April 26, 2023 – Nick Walker is the Director of Operations at Novant Health in Huntersville, North Carolina. Read an excerpt from The Journal of Healthcare Contracting’s “Future Leaders”.
What interested you about a career in healthcare?
Being able to utilize my warehouse management skills while working for a premier healthcare organization is a great combination. I am drawn to the responsibility and challenges that come with providing healthcare supplies to our facilities.
Especially through COVID, our team was challenged with unprecedented circumstances, supply shortages and scenarios that we often times thought were insurmountable. I find these challenges motivating, especially when it comes to protecting the health and well-being of everyone around us.
What do you like about working in the healthcare supply chain? Was it a position you sought, or found out about once you began working in the field?
Before coming to this industry, I had no idea about all of the different products that went into hospitals and medical clinics. Our warehouse stocks everything from tissues and gloves to heart stints and surgical supplies. When our processes are flawed or our systems go down, it can literally be the difference between life and death.
Working for Novant Health has allowed me to understand the scope of hospital supply chains and has given me even more of a purpose to ensure that I do my job well. It’s really rewarding to know that our distribution group makes such a large impact on our hospital system.
In what ways has the supply chain changed over the last 2-3 years from your perspective?

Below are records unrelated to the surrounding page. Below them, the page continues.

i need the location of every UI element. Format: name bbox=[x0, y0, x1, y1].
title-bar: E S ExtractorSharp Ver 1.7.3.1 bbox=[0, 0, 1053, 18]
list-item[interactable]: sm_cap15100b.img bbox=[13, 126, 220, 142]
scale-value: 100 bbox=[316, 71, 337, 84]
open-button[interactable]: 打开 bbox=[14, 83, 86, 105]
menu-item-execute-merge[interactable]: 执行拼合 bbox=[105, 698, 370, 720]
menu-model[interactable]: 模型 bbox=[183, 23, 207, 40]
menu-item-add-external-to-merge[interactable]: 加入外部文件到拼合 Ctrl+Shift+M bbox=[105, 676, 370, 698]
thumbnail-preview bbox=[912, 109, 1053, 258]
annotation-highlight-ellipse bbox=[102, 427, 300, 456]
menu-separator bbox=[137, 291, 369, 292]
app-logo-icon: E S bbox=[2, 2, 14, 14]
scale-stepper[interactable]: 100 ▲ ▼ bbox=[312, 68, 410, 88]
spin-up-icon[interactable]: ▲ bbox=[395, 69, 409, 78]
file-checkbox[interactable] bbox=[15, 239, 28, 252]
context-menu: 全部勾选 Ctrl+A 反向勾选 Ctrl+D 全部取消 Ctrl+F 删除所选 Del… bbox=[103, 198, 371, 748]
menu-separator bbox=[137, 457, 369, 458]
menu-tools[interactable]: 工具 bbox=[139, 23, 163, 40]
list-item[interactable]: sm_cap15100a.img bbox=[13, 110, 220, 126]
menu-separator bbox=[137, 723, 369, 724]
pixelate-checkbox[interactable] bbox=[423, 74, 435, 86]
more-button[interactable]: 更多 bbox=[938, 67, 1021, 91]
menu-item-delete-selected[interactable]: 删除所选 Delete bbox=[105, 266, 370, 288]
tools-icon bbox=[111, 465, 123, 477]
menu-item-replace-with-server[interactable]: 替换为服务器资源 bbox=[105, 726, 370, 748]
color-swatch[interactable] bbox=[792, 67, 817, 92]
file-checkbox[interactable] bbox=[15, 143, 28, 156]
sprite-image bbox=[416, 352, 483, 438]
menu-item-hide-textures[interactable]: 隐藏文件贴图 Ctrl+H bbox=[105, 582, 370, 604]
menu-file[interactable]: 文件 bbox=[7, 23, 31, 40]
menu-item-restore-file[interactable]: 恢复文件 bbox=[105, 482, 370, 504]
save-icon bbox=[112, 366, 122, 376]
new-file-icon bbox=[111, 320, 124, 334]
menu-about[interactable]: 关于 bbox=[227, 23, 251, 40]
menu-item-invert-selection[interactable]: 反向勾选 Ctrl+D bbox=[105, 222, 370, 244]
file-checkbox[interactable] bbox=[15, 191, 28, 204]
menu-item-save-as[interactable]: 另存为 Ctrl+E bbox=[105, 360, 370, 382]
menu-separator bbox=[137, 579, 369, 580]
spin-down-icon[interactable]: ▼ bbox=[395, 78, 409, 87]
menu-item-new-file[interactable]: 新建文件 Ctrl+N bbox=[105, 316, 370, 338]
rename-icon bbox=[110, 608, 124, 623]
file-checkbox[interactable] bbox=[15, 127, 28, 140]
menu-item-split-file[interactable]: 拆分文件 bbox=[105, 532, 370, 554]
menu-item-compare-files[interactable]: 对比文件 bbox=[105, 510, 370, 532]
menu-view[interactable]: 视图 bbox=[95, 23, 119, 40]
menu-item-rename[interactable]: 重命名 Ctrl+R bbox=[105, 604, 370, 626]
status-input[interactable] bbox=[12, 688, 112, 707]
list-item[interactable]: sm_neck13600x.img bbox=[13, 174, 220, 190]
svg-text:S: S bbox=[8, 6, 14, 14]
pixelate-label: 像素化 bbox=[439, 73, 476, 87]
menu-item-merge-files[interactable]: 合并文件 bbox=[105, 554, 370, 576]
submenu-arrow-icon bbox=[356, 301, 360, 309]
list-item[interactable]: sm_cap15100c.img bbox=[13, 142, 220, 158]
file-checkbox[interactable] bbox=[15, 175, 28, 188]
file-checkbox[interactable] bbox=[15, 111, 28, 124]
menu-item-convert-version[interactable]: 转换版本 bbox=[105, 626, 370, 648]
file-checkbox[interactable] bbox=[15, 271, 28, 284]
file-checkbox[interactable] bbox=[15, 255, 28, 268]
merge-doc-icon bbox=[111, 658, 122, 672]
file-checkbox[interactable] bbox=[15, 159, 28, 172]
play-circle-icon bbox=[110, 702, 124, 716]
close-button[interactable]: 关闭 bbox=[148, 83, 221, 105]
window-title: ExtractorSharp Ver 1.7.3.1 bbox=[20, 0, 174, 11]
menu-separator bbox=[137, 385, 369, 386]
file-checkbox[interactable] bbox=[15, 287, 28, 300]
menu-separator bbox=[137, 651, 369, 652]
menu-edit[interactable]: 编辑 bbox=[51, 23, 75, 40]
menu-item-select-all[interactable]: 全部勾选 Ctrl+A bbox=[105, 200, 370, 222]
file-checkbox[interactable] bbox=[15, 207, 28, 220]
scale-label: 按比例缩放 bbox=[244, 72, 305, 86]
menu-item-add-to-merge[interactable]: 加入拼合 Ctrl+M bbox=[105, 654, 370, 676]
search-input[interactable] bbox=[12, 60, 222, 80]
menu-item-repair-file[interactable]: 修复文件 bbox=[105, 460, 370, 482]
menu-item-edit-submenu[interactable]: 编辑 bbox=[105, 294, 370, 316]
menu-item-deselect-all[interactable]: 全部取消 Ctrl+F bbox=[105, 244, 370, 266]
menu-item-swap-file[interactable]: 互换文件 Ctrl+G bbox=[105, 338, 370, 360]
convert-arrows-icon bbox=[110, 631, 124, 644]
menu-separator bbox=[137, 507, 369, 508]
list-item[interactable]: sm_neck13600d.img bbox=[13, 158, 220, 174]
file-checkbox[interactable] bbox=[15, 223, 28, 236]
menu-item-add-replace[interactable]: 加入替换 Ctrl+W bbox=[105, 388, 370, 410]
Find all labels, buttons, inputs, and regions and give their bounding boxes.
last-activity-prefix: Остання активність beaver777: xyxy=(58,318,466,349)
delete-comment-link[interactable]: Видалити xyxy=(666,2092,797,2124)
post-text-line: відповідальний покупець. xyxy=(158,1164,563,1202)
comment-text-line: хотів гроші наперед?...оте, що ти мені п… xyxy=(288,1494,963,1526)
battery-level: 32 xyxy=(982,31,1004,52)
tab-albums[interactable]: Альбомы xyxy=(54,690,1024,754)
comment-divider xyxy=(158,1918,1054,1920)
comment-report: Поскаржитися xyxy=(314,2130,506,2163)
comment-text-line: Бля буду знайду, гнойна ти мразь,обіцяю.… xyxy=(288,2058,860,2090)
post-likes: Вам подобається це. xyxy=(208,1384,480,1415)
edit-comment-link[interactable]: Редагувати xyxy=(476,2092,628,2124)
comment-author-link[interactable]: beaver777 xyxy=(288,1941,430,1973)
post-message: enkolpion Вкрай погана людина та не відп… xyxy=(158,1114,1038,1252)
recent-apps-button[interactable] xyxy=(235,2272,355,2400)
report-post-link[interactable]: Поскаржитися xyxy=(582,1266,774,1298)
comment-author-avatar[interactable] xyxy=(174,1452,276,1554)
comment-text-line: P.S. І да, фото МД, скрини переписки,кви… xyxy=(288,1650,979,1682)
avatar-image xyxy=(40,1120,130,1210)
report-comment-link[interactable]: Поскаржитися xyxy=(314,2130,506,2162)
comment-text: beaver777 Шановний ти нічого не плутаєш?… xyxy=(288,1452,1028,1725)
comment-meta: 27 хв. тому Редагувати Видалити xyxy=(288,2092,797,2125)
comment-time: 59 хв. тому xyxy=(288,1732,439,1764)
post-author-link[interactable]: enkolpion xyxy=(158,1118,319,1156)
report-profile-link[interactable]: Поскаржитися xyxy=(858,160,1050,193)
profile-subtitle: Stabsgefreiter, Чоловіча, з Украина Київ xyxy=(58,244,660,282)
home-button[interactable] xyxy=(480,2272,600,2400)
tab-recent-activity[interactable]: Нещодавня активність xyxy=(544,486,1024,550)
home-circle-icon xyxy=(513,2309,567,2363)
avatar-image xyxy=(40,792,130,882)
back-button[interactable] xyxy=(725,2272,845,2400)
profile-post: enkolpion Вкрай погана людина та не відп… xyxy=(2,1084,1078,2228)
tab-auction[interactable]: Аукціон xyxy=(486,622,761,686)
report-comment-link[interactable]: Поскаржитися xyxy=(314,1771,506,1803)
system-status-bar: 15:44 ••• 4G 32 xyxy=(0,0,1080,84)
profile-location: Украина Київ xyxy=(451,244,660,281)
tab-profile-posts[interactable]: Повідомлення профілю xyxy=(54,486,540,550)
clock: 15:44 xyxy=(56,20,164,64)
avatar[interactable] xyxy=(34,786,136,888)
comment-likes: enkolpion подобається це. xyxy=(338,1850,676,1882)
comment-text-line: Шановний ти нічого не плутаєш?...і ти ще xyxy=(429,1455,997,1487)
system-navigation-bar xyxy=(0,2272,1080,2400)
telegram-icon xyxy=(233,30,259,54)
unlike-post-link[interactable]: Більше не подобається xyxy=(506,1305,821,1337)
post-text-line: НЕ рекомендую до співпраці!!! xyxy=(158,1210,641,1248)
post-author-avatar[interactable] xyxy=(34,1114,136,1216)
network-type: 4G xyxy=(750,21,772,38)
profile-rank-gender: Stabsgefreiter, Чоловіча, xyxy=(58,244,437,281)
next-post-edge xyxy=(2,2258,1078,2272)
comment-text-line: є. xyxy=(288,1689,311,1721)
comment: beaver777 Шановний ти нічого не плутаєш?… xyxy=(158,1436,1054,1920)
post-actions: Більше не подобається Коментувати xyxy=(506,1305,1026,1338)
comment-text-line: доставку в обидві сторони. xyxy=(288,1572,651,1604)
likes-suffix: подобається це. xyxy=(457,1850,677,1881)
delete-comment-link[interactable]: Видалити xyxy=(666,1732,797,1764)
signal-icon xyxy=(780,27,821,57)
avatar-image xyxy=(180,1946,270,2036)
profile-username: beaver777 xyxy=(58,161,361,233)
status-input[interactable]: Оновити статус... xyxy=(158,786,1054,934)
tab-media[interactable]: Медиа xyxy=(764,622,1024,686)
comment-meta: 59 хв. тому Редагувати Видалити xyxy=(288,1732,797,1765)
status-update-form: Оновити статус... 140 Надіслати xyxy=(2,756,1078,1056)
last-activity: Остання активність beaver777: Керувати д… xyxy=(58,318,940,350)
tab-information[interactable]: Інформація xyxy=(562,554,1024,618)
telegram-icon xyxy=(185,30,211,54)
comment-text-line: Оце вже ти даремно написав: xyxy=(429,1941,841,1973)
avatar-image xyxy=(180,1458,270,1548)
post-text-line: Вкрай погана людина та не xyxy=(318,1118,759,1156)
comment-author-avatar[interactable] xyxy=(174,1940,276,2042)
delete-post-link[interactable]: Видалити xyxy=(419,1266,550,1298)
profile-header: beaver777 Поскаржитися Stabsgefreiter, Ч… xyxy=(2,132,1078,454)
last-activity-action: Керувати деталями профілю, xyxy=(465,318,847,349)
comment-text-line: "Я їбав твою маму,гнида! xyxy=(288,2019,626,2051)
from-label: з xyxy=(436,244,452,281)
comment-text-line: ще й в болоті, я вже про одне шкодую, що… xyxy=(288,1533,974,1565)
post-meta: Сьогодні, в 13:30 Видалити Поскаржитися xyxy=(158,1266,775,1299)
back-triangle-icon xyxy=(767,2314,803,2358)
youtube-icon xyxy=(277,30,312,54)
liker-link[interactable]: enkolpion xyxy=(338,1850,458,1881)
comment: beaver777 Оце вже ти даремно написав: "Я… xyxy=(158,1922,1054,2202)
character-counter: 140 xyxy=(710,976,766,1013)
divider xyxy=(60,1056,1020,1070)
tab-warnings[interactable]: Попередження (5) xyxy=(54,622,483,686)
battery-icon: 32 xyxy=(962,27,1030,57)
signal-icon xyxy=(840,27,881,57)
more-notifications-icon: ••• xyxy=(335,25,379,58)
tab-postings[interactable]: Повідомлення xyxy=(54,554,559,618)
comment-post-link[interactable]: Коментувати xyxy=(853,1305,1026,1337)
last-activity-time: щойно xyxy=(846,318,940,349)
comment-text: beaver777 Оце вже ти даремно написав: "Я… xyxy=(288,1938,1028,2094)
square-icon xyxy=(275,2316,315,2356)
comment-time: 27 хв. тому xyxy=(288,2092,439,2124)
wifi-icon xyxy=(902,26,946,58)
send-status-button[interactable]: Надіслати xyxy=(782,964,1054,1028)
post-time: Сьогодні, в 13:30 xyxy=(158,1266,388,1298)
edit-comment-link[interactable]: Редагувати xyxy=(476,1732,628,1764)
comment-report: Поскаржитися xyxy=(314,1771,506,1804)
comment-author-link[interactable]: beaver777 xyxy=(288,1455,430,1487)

COVID and all the challenges that came along with it really pushed supply chain into the forefront of the medical industry. Previously, we were a department that operated behind the scenes. Now, we are directly involved with our clinician counterparts and have open, two-way communication around supply levels and demand. We have the information that our physicians need, supplies and the infrastructure to help solve their problems.
The challenges have also transformed us from a just-in-time model to a just-in-case model. Before COVID, we wanted our operation and inventory to be as lean and streamlined as possible. We have since learned that we need to hold more inventory and expand our pandemic inventory past just PPE. It has really changed the way we approach disaster preparedness.